The metaverse offers opportunities for service providers but will require network advances, according to Meta, formerly Facebook. The company recently shifted focus toward enabling applications that leverage virtual and augmented reality to establish what the company calls the metaverse.
“Over the next decade, we hope the metaverse will reach a billion people around the world, host hundreds of billions of dollars of digital commerce, and support millions of jobs for creators and developers,” wrote Meta in a blog post.
The company added, though, that the opportunity “calls for vast enhancements in capacity and fundamental shifts in how networks are architected and deployed, as well as industry-wide collaboration – from tech companies to mobile operators, service providers, policymakers, and more.”
Meta sees three key requirements for the networks required to support the metaverse, including:
- Significant advances in network latency, symmetrical bandwidth, and overall network speeds
- Global stakeholder partnerships
- A foundation of openness and interoperability that is accessible to as many people as possible
The company offered additional details on each of these.
Bandwidth and Latency
Delivering “realistic, spatially-aware experiences that seamlessly blend virtual content in a user’s physical world” will require reduced latency, as well as innovations in “hybrid local and real-time rendering, video compression, edge computing and cross-layer visibility,” Meta said.
Spectrum advocacy will also be critical, and future fixed and mobile connectivity standards will need to encompass the needs of the metaverse, according to the blog post.
Latency will need to be reduced to the single to low-double digit ms, from its current level of 30-150 ms, Meta said. The company sees local real-time rendering helping to achieve that goal and notes that this will require the rearchitecting of fixed and mobile networks to “create compute resources at a continuum of distances to end users.”
Video resolution also will need to increase. Even today’s high-definition 4K video will be insufficient, Meta said, noting that solving the problem “will require innovations across the hardware and software stack, as well as revolutionary improvements in network throughput.”
Meta said it plans to build several prototypes to understand all of this.

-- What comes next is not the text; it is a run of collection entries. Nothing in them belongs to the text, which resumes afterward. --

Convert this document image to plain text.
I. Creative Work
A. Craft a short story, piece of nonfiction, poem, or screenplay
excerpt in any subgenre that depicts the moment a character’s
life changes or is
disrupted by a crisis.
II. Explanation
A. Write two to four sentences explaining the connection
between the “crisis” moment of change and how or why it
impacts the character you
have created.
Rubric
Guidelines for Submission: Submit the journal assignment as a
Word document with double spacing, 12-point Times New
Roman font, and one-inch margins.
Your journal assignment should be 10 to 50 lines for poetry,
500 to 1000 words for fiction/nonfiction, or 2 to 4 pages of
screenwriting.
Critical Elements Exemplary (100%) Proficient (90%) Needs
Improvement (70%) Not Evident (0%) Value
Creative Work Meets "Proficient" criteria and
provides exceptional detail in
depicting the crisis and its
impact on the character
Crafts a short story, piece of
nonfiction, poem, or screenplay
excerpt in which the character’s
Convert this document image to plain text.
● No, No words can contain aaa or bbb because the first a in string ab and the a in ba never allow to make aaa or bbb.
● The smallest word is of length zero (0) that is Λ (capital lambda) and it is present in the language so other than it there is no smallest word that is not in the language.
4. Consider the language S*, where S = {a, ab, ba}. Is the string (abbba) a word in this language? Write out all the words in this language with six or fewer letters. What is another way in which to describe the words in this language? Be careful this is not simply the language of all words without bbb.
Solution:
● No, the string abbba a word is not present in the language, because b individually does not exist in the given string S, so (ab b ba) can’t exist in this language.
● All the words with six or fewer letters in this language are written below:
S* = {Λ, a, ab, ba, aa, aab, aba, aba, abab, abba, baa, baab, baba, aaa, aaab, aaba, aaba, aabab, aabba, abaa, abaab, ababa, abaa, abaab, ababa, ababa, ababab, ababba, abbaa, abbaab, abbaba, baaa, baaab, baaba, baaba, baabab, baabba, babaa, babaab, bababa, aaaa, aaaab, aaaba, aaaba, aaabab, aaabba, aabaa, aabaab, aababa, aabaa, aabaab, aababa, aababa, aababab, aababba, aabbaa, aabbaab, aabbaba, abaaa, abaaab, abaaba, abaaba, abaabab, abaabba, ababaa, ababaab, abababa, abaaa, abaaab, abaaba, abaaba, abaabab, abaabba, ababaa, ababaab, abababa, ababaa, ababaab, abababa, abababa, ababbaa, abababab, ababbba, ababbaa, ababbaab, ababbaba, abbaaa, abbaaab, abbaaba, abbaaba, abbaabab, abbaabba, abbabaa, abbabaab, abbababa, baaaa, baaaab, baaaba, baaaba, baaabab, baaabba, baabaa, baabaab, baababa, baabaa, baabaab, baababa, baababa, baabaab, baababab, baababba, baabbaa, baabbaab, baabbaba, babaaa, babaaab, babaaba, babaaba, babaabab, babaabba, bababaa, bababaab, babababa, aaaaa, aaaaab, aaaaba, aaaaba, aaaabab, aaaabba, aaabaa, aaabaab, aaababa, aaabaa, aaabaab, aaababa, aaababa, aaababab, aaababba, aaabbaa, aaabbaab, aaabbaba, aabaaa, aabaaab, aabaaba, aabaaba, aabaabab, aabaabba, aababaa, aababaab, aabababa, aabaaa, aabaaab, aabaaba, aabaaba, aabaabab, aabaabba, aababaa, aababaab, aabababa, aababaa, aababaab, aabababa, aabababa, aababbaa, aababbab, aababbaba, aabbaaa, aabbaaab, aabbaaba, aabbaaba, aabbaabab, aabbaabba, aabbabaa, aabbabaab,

Collaboration and Openness
According to Meta, “the need to simultaneously deliver enhanced speeds and ultra-low and uniform latency and jitter will stress both fixed and mobile networks” and addressing this will require cross-layer and cross-domain optimizations.
In today’s networks, protocols and algorithms such as adaptive bit rate control loops for streaming video that operate at the application layer do not have access to metrics on link quality and congestion from the physical layer, Meta notes. In addition, traffic optimization protocols run mostly independently of one another, and while some are handled by network operators, others are operated by content providers.
“We believe there’s an opportunity to realize significant gains by moving past this kind of siloed optimization and toward open interfaces for sharing metrics between OSI layers as well as network domains,” Meta wrote in the blog post about required metaverse network advances.
The company also sees a need to define a common framework of how to measure and evaluate readiness for metaverse use cases of different levels of intensity. The industry needs to align on a definition of a highly capable end-to-end network and should develop metrics that correlate network quality of service with user quality of experience, Meta said.
Meta notes that those metrics potentially could be established by the Telecom Infra Project (TIP), the initiative that the company started in 2016 with the goal of exploring new approaches to building and deploying telecom network infrastructure. Various industry stakeholders participate in the TIP.